Is this really applicable? The 5th amendment and the takings issue deals with the principle of eminent domain.

What they would use to defend this is that they are going to give us a year to shoot out non-compliant ammo and thus, if we don't do that we would have to surrender it after the initiation date.

baz
February 4, 2008, 06:18 PM
Is this really applicable? The 5th amendment and the takings issue deals with the principle of eminent domain.There's a lot more to the notion of "takings" than the classic case of eminent domain. There is a whole body of case law dealing with "regulatory takings" where the value of something is reduced by federal regulation. This would be comparable.

Norton
February 4, 2008, 06:37 PM
baz,

Can you point me in the right direction? I'd love to do some more reading on this.

baz
February 4, 2008, 08:55 PM
This (http://www.cbo.gov/ftpdocs/10xx/doc1051/takings.pdf) analysis by the CBO is pretty good. Take a look at "Box 2" on Page 11.

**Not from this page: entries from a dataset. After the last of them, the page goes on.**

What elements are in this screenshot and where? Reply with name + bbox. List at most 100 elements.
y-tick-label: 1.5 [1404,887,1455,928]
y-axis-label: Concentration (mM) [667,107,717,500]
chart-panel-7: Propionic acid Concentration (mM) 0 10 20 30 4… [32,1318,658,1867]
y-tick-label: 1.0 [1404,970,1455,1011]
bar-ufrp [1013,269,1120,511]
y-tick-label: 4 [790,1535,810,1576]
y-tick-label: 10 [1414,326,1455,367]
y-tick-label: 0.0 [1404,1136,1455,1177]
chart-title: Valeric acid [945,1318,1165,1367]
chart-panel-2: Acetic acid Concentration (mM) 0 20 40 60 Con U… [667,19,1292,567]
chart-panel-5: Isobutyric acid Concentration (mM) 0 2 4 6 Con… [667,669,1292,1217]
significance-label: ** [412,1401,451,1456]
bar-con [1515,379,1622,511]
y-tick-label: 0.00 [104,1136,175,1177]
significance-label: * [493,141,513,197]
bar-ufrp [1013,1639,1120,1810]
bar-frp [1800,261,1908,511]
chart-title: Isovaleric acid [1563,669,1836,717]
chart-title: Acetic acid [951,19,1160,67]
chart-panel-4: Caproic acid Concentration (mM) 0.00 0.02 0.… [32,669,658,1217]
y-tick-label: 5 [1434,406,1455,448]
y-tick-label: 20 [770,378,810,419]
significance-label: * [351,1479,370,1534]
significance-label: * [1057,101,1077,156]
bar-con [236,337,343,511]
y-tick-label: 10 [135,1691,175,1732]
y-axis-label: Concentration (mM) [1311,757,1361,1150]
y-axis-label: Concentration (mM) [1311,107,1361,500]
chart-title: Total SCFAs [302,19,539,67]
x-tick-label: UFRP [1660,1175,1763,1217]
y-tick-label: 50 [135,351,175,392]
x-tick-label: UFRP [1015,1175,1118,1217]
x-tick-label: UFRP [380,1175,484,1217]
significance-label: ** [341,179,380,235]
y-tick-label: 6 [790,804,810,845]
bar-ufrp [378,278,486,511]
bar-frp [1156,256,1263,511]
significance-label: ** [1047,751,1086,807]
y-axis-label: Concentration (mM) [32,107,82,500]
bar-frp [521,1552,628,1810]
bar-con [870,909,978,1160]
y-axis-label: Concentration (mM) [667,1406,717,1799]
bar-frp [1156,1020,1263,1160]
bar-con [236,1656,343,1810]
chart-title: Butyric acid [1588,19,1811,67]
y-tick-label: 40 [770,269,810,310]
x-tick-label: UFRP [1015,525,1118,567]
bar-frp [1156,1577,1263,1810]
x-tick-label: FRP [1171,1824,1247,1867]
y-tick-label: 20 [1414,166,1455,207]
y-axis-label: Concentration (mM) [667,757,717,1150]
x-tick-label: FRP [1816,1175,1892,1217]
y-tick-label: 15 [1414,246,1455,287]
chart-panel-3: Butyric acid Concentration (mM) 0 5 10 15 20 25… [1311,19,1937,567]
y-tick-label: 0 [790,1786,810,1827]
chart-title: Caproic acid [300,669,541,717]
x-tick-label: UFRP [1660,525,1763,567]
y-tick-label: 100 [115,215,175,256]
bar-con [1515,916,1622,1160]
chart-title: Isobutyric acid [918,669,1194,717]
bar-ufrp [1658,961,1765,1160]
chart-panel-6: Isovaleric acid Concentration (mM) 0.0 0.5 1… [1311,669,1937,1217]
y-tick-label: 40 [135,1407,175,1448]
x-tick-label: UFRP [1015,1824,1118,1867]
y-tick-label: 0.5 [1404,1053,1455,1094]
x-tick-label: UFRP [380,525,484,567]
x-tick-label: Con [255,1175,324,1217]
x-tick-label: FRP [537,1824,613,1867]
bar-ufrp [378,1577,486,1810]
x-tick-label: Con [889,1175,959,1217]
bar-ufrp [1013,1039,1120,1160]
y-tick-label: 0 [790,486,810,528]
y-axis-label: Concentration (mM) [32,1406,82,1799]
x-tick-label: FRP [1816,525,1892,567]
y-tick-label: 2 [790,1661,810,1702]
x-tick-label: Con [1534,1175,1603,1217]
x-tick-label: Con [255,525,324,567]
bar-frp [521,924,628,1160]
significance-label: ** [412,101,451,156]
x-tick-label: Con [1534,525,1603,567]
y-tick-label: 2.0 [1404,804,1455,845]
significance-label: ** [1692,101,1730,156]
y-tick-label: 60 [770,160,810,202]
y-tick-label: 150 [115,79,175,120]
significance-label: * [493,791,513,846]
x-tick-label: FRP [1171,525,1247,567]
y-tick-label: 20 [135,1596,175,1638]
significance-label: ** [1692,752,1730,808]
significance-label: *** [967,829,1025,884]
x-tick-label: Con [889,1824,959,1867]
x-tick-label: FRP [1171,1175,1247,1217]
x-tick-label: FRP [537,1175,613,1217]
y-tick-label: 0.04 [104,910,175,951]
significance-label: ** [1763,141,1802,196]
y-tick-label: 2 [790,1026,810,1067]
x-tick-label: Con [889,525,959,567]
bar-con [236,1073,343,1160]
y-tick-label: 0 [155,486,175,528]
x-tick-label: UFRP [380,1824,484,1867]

A much more abbreviated intro can be found on Wikipedia (http://en.wikipedia.org/wiki/Regulatory_taking).

IANAL. I am, however, a regulatory economist, with training in environmental economics, where the concept of a regulatory taking is more common.

Googling "regulatory takings" will turn up a plethora of hits.

This would be a new application of the concept, but it still seems applicable to me: the government is passing a law that diminishes or destroys the value of private property. That is the essence of a "taking" that requires "just compensation" whether eminent domain is invoked or not.